Agotó Fernando los recursos de su palabra para darle alientos y desvanecer sus inquietudes, demostrándole, hasta donde esto demostrarse puede, que así como los males vienen siempre encadenados, tirando unos de otros, al iniciarse el bien vienen asimismo de reata y en creciente progresión los sucesos favorables. La ley de este fenómeno se esconde a nuestra penetración; pero su existencia misteriosa revélase a todo el que sabe vivir por duplicado, esto es: viviendo y observando la vida... En esto la pobre Gracia, rindiendo al cansancio su endeble naturaleza, se quedó dormidita, reclinada junto al cuerpo de su padre, que reposaba en un tranquilo sueño. Manteníase Demetria muy despabilada, insensible a la fatiga, atenta a los accidentes del país agreste, a los ruidos próximos y luces lejanas, y por más que Fernando al descanso la incitaba, no pudo obtener que se reclinara para descabezar un sueñecito. Transcurrido un rato sin que ninguno de los dos hablase, dijo Demetria: «Voy completamente entumecida, y no puedo entrar en calor.

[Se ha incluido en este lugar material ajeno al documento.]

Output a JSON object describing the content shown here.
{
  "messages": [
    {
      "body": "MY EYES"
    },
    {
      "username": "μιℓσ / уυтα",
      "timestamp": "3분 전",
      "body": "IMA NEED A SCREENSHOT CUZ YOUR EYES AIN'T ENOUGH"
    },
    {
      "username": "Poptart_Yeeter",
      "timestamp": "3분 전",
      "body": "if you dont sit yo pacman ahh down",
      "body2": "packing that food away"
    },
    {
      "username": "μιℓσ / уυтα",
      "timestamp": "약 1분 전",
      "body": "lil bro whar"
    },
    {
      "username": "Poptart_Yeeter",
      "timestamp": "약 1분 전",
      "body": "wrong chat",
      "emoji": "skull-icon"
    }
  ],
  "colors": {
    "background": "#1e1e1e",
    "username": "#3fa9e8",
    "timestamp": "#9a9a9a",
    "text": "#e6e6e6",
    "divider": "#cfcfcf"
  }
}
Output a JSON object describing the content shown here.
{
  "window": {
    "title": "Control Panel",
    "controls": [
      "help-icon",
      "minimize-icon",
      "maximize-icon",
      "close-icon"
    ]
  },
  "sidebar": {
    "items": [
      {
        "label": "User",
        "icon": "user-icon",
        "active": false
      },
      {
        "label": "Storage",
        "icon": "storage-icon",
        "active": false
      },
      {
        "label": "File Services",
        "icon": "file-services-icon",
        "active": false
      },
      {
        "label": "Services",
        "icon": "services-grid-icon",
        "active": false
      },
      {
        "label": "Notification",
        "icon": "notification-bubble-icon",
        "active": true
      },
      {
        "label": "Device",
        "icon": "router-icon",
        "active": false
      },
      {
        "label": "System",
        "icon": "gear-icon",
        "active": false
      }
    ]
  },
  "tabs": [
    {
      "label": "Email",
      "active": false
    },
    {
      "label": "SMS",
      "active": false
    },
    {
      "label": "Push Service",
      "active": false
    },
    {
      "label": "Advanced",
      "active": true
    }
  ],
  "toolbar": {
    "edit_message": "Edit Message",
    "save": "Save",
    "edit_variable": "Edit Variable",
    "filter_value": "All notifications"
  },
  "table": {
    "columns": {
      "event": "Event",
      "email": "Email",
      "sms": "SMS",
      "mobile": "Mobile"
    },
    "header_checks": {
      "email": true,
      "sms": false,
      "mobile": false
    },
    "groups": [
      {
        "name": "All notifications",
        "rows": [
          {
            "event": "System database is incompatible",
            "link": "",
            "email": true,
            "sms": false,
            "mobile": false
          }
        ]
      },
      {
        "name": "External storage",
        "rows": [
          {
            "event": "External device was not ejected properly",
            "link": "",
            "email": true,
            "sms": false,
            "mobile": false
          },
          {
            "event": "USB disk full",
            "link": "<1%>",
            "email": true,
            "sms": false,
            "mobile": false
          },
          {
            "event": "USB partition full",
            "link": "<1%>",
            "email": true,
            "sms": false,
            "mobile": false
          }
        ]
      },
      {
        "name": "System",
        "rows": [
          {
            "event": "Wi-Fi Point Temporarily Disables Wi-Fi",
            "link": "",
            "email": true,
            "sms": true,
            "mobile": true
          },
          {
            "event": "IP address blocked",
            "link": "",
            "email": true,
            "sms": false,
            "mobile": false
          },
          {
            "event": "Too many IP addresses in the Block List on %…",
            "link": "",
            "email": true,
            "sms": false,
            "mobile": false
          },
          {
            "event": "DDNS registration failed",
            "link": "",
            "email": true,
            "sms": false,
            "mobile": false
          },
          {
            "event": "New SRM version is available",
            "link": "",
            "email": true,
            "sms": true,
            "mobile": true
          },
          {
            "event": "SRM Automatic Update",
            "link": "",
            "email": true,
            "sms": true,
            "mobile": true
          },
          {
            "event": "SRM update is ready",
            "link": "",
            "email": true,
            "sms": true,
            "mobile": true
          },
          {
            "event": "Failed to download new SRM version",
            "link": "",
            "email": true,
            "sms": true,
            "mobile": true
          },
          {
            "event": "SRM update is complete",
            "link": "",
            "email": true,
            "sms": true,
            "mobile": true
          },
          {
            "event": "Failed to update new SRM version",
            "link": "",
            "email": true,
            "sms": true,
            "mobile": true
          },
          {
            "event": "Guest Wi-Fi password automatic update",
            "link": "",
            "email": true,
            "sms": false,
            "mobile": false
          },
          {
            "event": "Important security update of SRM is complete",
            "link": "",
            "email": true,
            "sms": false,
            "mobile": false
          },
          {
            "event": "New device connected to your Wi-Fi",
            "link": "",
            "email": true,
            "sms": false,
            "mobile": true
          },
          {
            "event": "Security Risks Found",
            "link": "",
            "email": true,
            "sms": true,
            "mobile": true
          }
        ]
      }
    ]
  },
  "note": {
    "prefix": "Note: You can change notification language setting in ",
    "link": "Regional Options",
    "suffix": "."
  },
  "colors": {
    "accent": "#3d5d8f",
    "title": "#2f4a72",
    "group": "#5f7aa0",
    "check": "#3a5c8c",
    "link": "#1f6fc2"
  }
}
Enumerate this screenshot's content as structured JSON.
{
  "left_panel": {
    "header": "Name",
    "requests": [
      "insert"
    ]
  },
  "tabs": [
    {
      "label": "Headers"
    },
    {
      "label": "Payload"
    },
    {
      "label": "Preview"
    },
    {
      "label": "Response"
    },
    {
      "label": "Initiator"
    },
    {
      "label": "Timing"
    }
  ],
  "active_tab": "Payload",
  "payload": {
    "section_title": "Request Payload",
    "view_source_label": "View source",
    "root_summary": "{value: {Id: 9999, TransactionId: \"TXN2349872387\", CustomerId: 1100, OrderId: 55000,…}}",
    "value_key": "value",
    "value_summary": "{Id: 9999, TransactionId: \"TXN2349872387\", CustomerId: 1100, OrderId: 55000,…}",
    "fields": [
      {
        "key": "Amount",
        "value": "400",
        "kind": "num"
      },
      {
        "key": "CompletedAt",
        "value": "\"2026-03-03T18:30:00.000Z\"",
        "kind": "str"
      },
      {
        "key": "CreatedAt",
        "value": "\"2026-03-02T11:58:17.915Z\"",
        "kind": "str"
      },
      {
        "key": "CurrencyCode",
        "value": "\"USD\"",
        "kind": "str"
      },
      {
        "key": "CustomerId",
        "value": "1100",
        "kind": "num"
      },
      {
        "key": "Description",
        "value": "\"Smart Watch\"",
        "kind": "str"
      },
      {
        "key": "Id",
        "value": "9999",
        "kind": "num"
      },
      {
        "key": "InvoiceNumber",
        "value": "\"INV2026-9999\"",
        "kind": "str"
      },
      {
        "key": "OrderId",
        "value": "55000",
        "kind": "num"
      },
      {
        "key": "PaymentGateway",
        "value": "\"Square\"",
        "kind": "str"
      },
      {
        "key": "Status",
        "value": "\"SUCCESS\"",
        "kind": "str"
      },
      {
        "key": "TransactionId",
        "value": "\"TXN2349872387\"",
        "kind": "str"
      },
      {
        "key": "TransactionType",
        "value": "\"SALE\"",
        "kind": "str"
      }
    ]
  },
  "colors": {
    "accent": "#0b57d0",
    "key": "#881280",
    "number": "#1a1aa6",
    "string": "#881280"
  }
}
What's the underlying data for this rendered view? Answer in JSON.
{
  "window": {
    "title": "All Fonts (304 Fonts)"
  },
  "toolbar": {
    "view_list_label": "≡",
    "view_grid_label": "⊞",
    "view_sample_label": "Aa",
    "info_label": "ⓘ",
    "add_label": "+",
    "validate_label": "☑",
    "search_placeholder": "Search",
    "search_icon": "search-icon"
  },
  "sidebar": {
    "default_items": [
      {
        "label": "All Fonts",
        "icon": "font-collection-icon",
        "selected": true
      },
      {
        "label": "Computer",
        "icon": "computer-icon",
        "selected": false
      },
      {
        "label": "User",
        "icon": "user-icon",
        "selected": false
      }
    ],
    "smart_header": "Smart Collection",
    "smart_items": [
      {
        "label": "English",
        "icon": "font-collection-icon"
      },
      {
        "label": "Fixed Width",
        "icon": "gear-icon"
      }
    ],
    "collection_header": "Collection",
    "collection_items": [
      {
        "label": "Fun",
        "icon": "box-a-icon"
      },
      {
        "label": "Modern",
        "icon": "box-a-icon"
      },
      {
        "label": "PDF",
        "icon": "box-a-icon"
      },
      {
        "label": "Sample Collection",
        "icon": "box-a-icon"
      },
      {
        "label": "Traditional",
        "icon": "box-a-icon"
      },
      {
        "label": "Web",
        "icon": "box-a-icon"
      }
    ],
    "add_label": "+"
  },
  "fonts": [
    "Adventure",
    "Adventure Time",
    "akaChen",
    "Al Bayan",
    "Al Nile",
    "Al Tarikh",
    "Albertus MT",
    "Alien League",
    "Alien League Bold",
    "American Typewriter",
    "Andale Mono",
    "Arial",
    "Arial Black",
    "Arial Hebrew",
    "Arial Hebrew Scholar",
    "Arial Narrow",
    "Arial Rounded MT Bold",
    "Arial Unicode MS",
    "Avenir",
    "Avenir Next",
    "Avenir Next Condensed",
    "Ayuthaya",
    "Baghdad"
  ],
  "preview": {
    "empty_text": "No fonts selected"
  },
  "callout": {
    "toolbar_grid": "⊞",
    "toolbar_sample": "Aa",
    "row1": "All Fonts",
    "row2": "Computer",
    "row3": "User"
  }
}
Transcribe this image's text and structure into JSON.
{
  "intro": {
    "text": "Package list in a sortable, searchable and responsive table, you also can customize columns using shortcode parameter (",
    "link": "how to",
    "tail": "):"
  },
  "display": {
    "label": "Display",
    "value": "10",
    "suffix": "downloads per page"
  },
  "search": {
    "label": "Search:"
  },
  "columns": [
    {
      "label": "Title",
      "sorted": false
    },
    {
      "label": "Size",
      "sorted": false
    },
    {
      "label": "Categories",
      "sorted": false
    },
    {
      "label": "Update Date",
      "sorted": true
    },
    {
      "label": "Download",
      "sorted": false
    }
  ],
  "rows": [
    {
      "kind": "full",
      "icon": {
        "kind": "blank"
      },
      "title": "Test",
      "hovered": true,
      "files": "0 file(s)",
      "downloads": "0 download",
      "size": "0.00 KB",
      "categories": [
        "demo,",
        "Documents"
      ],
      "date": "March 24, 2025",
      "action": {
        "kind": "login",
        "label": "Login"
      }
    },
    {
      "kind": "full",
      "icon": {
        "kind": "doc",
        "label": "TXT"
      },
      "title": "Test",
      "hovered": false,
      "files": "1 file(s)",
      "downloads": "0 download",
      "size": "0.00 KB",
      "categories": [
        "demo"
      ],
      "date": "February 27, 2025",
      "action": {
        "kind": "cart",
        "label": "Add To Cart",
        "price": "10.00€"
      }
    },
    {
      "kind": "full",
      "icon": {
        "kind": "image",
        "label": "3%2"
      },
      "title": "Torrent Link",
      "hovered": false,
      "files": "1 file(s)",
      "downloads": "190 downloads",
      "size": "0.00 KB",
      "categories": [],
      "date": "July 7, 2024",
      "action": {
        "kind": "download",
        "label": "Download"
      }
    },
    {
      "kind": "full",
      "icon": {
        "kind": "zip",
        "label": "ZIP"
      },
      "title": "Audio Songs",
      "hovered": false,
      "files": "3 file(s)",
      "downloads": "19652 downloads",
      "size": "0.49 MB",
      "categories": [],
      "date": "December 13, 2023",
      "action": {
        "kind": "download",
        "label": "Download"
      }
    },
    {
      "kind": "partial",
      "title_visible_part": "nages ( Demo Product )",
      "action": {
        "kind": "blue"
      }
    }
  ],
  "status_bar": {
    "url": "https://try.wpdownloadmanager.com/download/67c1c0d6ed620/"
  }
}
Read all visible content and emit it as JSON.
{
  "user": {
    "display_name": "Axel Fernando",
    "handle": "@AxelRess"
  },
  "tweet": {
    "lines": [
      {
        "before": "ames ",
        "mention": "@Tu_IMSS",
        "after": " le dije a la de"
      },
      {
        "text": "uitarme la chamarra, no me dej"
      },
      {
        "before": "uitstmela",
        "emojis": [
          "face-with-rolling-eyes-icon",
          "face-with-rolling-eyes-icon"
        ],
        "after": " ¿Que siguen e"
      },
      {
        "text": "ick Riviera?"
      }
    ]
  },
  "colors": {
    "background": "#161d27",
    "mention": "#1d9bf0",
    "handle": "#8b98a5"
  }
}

Si a usted le parece, bajaré; necesito ejercicio». Parado un momento el carro, se apeó de un brinco la viajera, y siguieron ella y Fernando a pie larguísimo trecho, a ratos delante de los bueyes, a ratos detrás.

«¿De modo que los cuatro quedaron presos en el Ayuntamiento? —preguntó Calpena deseando conocer todas las desventuras de sus protegidas.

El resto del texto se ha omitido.